I pushed the covers away, just like I’d pushed him away. Get off, I thought. Nothing on top of me, nothing. I stood up instinctively and walked to the bathroom to take a shower. Ah, cleanliness.

Downstairs everyone was there. Right, this is my last day here. I’d better smile. I did. I gave hugs, though I didn’t want to touch anyone. I exchanged a smile with my cousin. Hey, Paddy. Thanks for abandoning me, thanks for letting him take me away. But he didn’t. It was my fault. I was sure.

Great aunt Mary made me eat breakfast, though the concept of ingesting food was horrific. I sat, I smiled, I tasted, I breathed. I went outside.

The sky was beautiful; no, Ireland was beautiful. Every moment had been splendid and divine. My little darling cousin Niamh came out to keep me company. So innocent, I thought. So pure.

Then came Timmy, my cousin and adoring big brother figure. Could I tell him? Should I tell him? He helped me carry my bags to the car, and packed them away, laughing and smiling. His Irish brogue seemed reminiscent of something from the past, something unclean. I stopped thinking.
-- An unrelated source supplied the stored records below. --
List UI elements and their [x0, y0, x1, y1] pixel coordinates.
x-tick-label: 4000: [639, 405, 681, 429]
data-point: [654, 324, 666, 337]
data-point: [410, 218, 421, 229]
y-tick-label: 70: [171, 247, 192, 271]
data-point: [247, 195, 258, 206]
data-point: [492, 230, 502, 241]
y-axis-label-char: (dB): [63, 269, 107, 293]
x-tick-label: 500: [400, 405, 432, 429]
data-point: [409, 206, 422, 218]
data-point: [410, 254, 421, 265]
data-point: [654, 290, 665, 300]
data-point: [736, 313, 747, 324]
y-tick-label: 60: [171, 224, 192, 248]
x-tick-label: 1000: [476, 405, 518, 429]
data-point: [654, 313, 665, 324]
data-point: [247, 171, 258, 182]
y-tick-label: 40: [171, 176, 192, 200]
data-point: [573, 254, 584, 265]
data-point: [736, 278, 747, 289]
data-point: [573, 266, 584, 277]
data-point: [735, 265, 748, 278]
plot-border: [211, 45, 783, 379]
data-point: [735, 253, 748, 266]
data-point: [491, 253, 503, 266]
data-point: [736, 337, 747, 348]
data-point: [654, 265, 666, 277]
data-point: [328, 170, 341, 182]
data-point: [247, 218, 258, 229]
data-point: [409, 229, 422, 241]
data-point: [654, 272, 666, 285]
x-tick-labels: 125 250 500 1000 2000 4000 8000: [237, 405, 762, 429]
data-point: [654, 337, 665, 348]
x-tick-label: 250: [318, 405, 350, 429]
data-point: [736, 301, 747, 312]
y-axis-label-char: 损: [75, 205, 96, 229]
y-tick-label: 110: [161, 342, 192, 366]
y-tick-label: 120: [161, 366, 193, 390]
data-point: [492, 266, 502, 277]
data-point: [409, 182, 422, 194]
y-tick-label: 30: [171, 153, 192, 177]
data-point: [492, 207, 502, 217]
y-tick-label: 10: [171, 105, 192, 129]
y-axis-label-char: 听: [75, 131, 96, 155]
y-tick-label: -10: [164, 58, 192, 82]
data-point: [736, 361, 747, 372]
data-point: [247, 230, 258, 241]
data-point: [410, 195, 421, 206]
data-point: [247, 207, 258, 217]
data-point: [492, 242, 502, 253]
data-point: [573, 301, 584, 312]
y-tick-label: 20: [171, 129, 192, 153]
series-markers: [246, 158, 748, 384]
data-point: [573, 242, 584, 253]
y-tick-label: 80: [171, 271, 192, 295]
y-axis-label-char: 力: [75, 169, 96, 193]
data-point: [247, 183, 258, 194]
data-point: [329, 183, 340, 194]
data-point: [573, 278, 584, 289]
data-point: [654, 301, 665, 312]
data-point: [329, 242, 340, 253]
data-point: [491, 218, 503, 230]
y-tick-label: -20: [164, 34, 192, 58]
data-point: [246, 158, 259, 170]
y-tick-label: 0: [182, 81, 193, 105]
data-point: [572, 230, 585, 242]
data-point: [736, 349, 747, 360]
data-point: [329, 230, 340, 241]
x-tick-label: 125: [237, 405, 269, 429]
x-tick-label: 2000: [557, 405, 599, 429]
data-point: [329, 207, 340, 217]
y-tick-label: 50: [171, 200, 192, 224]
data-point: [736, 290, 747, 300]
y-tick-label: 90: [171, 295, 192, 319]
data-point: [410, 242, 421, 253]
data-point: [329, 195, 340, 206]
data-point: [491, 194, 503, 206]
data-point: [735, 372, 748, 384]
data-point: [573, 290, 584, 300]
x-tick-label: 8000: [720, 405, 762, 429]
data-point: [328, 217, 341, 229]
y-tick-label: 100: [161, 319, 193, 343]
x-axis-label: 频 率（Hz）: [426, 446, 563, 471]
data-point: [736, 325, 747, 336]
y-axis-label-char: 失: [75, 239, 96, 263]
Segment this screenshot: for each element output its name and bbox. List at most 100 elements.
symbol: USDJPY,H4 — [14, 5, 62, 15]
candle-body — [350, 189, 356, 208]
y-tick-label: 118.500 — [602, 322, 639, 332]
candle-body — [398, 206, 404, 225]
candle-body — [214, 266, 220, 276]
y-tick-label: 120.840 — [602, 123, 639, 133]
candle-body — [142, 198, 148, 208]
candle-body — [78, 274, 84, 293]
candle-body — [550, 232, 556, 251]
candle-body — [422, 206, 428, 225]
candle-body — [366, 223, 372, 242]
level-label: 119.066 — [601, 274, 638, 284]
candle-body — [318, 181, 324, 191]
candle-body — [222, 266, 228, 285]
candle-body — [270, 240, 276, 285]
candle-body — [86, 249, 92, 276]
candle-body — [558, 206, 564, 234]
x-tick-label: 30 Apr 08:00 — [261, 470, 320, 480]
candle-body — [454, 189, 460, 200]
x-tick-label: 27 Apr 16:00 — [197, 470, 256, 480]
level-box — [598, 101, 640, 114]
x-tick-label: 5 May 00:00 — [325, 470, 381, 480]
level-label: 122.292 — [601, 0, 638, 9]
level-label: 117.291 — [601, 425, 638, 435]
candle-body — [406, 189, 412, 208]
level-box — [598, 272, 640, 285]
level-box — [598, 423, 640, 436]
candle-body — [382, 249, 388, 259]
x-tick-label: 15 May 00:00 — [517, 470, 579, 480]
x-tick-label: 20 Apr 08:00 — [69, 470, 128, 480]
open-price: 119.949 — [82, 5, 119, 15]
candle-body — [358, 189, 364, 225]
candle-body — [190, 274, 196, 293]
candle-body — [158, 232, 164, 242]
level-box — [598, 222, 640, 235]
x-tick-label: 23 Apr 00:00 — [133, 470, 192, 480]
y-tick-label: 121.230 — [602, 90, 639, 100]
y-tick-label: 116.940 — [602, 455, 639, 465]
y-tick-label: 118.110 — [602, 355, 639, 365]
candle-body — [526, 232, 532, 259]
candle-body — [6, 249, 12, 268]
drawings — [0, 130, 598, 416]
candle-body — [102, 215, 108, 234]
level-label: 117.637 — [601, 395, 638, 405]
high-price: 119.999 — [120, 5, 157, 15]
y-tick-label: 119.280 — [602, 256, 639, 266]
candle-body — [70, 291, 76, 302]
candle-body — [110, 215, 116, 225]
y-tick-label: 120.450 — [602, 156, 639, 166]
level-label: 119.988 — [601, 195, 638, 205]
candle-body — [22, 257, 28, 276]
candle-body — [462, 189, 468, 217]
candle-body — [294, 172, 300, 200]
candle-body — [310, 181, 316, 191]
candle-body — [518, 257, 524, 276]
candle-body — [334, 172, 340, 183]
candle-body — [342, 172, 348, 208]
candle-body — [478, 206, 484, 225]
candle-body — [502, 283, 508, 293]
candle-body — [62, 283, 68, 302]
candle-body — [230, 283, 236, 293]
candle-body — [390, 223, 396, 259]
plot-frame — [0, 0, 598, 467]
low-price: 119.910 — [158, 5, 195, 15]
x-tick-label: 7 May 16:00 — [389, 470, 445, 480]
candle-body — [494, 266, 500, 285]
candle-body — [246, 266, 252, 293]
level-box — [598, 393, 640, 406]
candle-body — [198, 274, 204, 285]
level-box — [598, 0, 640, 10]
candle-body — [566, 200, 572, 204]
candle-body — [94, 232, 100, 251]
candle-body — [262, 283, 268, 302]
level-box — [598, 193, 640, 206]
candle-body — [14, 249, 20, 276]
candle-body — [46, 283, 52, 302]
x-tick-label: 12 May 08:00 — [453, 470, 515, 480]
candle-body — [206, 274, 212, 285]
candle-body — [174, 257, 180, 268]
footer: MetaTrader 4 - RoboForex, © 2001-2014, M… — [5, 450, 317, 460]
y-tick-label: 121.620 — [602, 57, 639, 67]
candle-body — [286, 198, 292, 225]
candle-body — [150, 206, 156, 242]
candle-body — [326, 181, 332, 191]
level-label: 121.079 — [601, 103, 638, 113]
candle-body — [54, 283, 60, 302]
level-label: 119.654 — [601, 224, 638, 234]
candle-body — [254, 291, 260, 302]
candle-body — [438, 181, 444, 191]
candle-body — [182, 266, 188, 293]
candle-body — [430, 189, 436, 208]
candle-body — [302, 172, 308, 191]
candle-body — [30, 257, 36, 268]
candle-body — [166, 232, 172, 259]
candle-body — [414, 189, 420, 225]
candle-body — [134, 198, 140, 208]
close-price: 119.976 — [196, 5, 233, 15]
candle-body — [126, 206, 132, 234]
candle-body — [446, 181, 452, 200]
I said goodbye to everyone, and passed out passionate hugs and words, though everything seemed false and tasteless. I slid into the passenger seat of Timmy’s car and waved goodbye as we drove out of the driveway, away from the farmhouse, from Tuam, from pain.

I looked at Timmy. He was short and chubby, but sweet. He kept conversation going, though I don’t remember what he asked. I answered, abruptly, disjointedly. He didn’t notice.

And then I cried. I was staring out the window at the overhanging clouds and distant mountains, when, without noticing I began crying. Then sobbing. I stopped again.

Timmy asked what was wrong, I’m sure, although I don’t remember him asking. I cried and lied and said that I would miss Ireland. I would miss my family and the people who I had grown to love. I cried and I lied.